When the NBA 2017-2018 season starts, the Cleveland Cavaliers will be sporting a slightly different jersey. Tire giant Goodyear’s logo will be front and center on their wine-and-gold uniforms. The cross-branding effort is reportedly worth $5-$10 million per season and is a reminder that ticket and merchandise sales are not the only source of income for sports teams and organizations.
As the Cavaliers demonstrate, corporate sponsorships generate a create deal of revenue. And, in fact, the sports world has seen a steady rise in sponsorships since 2009. Globally, it’s a huge market, and the sports sector is expected to continue to dominate the North American sponsorship market in 2017 with projected spend of nearly US$17 billion. But while these corporate sponsorships can mean big money for sports franchises, selling to potential partners is a competitive game, as corporate sponsors seek a bigger bang for their buck.
One way sports organizations can boost revenue from corporate sponsors is to look to the media industry for inspiration. The media business has faced its own challenges as traditional advertising spending has dwindled. In the digital age, it is driving revenue by demonstrating to advertisers the return on investment (ROI) they get for their spending, as well as unlocking new revenue streams by letting advertisers directly engage with their target audience.
Change the rules of the game
One example comes from traditional newspapers, many of which are taking a more direct, online approach to help advertisers connect with their readers. The Wall Street Journal, for example, launched WSJ+, which provides exclusive events and opportunities for its members to meet editors and outside influencers. These experiences help grow engagement, and members can access quality content on any platform.
Meanwhile, the Globe and Mail newspaper is leveraging its knowledge from the traditional newsroom to help advertisers more directly engage with subscribers through its content marketing arm, Edge. Its strategists, data scientists and producers work with brands to understand how content connects with target consumers.
Sport organizations should look at these types of vehicles for inspiration to expand the value of corporate partnerships. How can they help their major sponsors better understand their target audience? How can they go beyond displaying a corporate logo and help partner brands understand the broader consumer behavior of fans? One approach is to use platforms that enable sponsors to engage with sports fans directly. An engagement platform can help both teams and advertisers build a stronger relationship with fans and get insight on how corporate partners can more successfully market their products and services.
Know the players
Just as advertisers are demanding more from media companies, corporate sponsors want more from sports organizations. ROI is no longer just about brand awareness; rather, corporate sponsors are looking to sports organizations to help them create a deeper relationship with customers.
Condé Nast’s Allure magazine has not only boosted its revenue and brand credibility by tapping into customer intelligence, but by helping partners deliver better products as well. It gives partners access to insight from Allure Beauty Enthusiasts, an insight community of 40,000 Allure readers, so they can get ideas on how to improve products before they go to market.

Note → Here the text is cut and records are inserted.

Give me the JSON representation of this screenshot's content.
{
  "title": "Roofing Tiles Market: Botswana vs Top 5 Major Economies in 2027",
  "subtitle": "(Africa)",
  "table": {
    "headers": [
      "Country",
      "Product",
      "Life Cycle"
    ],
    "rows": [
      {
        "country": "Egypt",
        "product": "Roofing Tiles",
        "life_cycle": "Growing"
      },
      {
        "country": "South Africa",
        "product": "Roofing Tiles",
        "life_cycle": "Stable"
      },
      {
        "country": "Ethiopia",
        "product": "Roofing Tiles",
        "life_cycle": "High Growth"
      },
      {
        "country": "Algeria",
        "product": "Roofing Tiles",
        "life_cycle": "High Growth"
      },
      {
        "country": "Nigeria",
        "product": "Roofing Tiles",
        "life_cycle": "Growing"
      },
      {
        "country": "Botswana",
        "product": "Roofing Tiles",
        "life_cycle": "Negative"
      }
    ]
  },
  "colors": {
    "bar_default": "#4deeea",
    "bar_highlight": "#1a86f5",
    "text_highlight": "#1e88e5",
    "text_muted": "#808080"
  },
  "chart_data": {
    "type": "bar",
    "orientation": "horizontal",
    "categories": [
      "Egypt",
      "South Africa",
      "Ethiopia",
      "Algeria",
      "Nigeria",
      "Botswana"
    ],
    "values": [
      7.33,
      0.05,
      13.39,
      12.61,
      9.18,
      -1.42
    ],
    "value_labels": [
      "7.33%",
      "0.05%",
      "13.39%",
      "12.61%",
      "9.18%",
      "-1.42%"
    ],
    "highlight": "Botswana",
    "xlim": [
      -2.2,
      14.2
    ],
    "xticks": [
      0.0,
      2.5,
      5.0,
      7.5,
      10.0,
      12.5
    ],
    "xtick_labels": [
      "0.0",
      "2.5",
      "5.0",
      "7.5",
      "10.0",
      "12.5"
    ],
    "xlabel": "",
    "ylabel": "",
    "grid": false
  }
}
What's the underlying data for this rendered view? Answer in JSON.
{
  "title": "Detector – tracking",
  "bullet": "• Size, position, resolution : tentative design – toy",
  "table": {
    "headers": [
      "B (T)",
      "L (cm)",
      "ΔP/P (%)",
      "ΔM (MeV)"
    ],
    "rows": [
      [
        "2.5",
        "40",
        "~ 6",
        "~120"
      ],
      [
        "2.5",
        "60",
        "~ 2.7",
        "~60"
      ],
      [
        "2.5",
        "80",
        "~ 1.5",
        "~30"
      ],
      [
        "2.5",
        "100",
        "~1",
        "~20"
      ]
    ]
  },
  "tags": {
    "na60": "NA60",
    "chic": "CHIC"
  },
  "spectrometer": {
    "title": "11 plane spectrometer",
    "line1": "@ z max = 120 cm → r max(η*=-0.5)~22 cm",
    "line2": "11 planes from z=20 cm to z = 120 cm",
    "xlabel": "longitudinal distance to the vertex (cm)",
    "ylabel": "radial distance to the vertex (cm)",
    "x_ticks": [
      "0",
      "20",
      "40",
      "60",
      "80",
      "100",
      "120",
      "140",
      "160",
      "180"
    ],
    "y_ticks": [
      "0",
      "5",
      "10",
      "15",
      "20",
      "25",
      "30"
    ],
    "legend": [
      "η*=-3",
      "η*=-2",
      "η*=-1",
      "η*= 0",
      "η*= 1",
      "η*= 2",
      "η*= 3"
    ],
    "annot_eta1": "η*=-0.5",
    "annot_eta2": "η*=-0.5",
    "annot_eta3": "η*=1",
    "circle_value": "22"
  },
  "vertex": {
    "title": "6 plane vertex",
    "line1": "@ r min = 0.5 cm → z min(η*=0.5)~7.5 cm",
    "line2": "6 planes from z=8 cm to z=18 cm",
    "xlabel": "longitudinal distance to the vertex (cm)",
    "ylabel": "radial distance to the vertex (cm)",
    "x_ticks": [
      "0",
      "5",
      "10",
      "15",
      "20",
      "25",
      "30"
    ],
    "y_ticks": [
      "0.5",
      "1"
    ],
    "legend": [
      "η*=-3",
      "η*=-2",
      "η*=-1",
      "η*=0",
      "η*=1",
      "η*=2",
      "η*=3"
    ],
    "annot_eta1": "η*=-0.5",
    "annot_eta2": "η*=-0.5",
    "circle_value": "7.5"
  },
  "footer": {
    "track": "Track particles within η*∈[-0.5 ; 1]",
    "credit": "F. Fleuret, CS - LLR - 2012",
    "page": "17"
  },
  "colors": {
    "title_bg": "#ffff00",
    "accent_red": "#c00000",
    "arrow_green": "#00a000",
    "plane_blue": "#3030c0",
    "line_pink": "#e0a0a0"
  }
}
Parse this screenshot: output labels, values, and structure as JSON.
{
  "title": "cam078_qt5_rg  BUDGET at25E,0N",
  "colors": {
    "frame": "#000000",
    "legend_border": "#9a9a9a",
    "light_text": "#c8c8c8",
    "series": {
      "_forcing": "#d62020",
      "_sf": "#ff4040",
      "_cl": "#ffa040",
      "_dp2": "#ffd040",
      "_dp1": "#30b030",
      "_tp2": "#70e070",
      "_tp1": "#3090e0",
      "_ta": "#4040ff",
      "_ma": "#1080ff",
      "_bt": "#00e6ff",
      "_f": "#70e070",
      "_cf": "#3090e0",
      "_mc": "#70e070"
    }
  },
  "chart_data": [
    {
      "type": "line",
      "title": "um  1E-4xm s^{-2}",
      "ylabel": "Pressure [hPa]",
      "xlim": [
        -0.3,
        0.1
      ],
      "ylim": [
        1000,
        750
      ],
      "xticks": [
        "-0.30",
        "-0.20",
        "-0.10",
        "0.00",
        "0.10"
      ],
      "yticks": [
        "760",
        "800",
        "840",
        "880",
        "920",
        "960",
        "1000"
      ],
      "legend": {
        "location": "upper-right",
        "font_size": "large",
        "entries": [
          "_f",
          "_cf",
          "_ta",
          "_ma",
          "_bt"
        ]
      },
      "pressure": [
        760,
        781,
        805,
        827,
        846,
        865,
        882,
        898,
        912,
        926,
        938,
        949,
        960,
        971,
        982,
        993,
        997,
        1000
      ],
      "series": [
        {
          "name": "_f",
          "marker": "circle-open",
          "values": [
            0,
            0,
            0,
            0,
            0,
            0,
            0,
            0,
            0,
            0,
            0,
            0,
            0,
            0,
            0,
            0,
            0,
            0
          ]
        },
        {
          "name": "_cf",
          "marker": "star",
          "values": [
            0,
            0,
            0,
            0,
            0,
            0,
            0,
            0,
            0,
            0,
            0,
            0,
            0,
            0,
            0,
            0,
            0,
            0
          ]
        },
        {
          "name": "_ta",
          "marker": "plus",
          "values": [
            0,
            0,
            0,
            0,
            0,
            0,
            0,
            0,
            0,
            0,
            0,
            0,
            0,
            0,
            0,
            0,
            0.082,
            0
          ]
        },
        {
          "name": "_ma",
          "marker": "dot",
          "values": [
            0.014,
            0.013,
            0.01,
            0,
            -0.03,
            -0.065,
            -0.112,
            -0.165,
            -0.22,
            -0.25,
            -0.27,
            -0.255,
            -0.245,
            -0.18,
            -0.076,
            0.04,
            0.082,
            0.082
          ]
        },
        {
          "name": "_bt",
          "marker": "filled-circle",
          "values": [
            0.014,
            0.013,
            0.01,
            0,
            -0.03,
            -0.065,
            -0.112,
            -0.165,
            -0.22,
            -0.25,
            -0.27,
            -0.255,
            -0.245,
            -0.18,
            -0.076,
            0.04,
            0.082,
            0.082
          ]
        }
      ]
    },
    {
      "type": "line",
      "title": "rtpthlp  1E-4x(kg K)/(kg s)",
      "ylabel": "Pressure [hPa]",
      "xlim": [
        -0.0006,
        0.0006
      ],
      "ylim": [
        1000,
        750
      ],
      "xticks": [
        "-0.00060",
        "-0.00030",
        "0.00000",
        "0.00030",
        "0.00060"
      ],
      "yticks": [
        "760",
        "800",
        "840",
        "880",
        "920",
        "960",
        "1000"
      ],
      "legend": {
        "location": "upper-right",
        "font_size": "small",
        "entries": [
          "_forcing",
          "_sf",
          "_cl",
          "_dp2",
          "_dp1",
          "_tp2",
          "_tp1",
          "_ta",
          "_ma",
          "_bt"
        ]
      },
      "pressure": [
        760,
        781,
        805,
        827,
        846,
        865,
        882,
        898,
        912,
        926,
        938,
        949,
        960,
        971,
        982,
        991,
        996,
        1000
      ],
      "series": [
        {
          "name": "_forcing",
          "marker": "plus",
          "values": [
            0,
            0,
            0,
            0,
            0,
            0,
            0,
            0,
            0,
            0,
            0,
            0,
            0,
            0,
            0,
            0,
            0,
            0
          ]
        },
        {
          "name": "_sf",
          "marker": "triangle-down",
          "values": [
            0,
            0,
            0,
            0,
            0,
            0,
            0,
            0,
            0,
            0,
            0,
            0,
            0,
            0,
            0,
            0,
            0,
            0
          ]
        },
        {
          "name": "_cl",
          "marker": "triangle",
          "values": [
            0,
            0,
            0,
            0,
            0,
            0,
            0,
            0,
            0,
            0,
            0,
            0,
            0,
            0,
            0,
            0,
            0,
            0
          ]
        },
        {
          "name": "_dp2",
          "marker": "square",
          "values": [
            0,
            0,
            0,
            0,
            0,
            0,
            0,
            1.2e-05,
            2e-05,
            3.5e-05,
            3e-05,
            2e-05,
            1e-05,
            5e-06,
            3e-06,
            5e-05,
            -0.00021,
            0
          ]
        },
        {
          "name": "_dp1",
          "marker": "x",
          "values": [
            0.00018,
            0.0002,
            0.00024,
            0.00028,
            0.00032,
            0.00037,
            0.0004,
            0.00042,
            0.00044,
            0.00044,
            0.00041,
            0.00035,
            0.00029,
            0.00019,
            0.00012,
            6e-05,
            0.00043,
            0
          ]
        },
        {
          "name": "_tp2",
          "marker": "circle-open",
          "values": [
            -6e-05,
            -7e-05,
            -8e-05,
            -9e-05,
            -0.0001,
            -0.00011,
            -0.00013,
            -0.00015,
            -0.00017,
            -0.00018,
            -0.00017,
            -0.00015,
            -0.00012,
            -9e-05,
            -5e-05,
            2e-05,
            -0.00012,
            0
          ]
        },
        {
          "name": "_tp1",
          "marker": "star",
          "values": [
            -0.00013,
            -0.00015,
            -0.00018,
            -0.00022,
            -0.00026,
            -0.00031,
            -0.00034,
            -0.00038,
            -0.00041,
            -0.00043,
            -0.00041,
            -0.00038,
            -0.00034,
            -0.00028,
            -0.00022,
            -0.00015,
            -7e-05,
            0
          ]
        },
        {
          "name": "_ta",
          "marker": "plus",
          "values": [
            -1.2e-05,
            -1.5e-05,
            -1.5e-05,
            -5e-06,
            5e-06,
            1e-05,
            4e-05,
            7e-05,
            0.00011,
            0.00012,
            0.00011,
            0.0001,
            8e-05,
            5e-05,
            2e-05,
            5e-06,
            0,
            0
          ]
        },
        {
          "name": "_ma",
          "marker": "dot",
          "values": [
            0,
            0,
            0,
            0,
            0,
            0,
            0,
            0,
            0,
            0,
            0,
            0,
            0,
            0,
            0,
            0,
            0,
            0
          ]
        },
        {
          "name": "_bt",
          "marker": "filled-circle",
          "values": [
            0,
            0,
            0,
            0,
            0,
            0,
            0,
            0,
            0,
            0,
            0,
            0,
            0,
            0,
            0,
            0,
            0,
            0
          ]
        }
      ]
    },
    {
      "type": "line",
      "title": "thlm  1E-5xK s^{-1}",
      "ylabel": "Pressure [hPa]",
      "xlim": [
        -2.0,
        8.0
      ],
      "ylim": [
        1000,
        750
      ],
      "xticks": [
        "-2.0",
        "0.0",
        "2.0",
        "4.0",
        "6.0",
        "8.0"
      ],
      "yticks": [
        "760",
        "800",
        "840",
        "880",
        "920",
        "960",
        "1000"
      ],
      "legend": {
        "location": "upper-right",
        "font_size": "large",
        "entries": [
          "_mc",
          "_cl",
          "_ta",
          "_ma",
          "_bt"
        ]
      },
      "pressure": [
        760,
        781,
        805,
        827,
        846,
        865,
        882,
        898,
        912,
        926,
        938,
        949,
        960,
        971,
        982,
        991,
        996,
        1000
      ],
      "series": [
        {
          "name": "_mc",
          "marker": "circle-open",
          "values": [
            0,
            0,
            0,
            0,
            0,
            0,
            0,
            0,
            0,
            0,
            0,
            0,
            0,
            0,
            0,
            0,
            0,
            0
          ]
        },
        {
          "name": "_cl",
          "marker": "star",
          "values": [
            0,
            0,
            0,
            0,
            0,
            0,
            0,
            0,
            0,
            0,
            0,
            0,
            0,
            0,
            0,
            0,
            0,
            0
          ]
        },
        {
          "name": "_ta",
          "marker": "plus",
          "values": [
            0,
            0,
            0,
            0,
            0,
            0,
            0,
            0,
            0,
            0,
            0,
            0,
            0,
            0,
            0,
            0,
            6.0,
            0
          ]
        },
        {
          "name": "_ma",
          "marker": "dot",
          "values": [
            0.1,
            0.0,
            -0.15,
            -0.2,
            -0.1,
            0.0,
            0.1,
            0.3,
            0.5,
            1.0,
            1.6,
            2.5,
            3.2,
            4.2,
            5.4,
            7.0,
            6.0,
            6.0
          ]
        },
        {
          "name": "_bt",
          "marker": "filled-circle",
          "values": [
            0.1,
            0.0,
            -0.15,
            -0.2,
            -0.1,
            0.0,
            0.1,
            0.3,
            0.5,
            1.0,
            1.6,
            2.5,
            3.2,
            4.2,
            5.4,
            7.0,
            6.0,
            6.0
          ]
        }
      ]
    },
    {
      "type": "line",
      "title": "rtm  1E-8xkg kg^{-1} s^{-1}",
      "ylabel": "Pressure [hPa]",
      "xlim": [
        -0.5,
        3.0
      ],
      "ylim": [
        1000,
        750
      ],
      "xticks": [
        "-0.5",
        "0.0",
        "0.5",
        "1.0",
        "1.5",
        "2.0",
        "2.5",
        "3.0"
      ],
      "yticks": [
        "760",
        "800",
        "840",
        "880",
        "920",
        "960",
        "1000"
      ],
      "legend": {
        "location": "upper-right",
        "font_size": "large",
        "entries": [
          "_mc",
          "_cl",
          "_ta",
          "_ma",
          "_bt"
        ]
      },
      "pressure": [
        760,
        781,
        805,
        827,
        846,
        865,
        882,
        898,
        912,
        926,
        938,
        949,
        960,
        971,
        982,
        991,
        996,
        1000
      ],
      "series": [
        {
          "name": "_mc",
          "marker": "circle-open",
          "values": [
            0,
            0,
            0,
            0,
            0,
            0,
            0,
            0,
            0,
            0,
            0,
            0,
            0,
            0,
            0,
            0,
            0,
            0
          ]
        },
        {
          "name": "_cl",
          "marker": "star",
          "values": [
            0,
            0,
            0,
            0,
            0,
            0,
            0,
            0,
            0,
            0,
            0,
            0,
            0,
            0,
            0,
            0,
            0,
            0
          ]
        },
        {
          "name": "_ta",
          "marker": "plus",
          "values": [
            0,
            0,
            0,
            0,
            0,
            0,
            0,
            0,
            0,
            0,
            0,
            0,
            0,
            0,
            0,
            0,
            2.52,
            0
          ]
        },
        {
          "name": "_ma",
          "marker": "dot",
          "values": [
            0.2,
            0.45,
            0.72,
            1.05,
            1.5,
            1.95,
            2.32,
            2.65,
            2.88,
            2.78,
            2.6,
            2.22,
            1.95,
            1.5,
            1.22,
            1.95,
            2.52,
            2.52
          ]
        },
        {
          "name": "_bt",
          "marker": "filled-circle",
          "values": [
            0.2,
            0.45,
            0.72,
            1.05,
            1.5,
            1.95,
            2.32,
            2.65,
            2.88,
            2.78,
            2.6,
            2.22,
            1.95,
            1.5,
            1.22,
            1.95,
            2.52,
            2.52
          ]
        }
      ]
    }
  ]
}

Similarly, sport organizations can help corporate sponsors gather feedback through online community engagement on products and services that are likely to be of interest to the fan base. Hypothetically, the Cavs could help Goodyear improve their tires and related products through online, collaborative engagement.
Help them score
Sports organizations need to provide a detailed play-by-play of the ROI to their corporate sponsors, and who better to learn from than a cable sports network?
Global sports broadcaster ESPN is competing in a crowded media landscape, and providing clear ROI is how it found a competitive advantage to court advertisers and corporate partnerships. Like Allure, it created an insight community, dubbed the Fan Forum. It provides ongoing, actionable insight from ESPN audience members. But more importantly, it has changed the dynamic between ESPN and advertisers.
ESPN is no longer just selling space so advertisers can get click-throughs. Instead, it truly teams up with advertisers to build, test, launch and conduct post-launch analysis through the Fan Forum. In many cases, the insight community replace advertisers’ internal studies, which is a significant cost-saving opportunity for partners and a powerful selling proposition for ESPN’s sales team.
Sports organizations need look beyond corporate sponsorships as just a means to give them space and eyeballs on their corporate logo. Rather, they should steal a page from the playbooks of the media business to tap into the voice of fans and team up with sponsors to simultaneously enhance corporate partnerships and boost revenue.